Washington
The International Monetary Fund (IMF) said in the annual-quarter report that the global economy is expected to experience a slowdown in 2025 with an expectation of a growth rate by 2.8% for this year and 3% for next year.
However, a more pessimistic outlook has been predicted by the United Nations Conference on Trade and Development (UNCTAD), which forecasts global growth to slow down to 2.3% in 2025. This rate falls below the 2.5% threshold often associated with a global recessionary phase.
Main Factors Influencing Global Growth
Several factors are contributing to the expected slowdown in global growth. These include:
- Policy Uncertainty:
High policy uncertainty is driving lower growth expectations, with companies pausing investment decisions and reducing spending due to unclear outlooks on tariffs and regulations. - Inflation:
Global headline inflation is expected to decline, but at a slower pace than previously anticipated, with upward revisions in some countries.

Regional Growth Forecasts
The growth forecasts for different regions vary:
- United States: The IMF forecasts US growth at 2.7% in 2025, driven by robust consumer spending and capital investment. However, another report revised the forecast down to 1.8% due to tariffs and policy uncertainty.
- Euro Area: The euro area is expected to grow by 1.0%, with Germany teetering near recession and France and Italy showing limited recovery.
- China: China’s growth is expected to decelerate to 4% or 4.5% in 2025, facing property market fragility, aging demographics, and renewed US tariffs.

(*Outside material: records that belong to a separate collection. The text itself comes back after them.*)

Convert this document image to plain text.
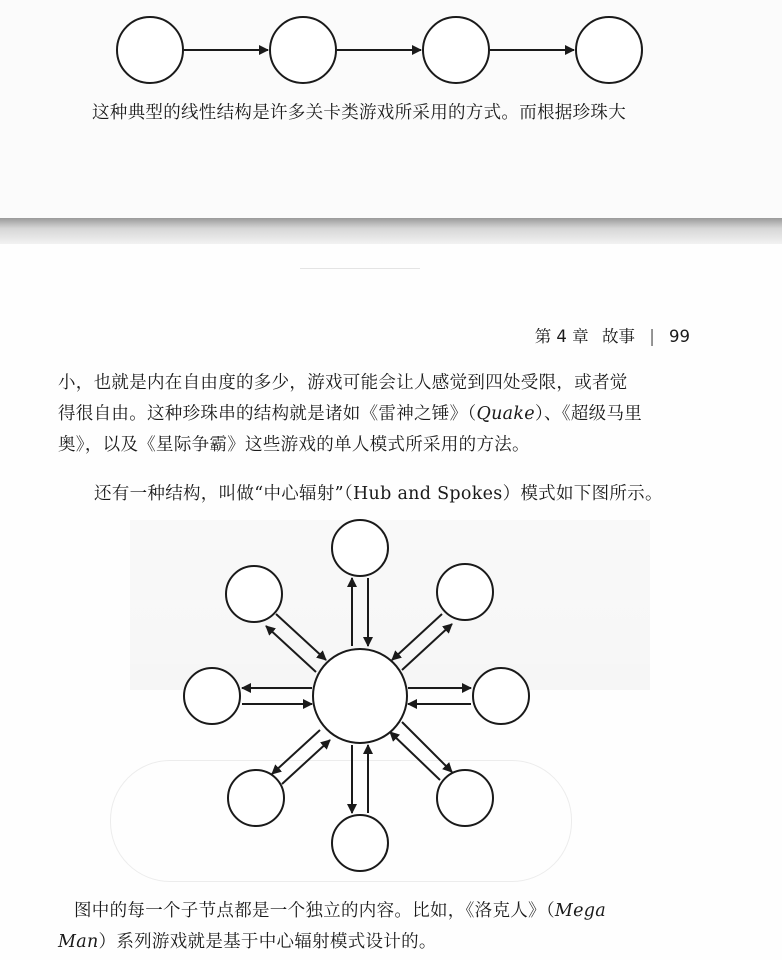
这种典型的线性结构是许多关卡类游戏所采用的方式。而根据珍珠大
第 4 章 故事 | 99

小，也就是内在自由度的多少，游戏可能会让人感觉到四处受限，或者觉

得很自由。这种珍珠串的结构就是诸如《雷神之锤》（Quake）、《超级马里

奥》，以及《星际争霸》这些游戏的单人模式所采用的方法。

还有一种结构，叫做“中心辐射”（Hub and Spokes）模式如下图所示。

图中的每一个子节点都是一个独立的内容。比如，《洛克人》（Mega

Man）系列游戏就是基于中心辐射模式设计的。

- India: India continues to expand rapidly, with growth forecasted at around 6% to 7%.

Policy Recommendations
To boost growth and rebuild fiscal buffers, countries should consider the following policy recommendations:
- Restore Trade Policy Stability: Countries should work towards forging new trade agreements and reducing tariffs.
- Fiscal Consolidation: Governments should implement gradual and credible consolidation plans to reduce debt and increase fiscal space.
- Invest in Digital Infrastructure: Investing in digital infrastructure and training can help countries benefit from new technologies like artificial intelligence.
The global economy is facing a challenging period, and policymakers must take proactive steps to mitigate the impact of the slowdown and promote sustainable growth.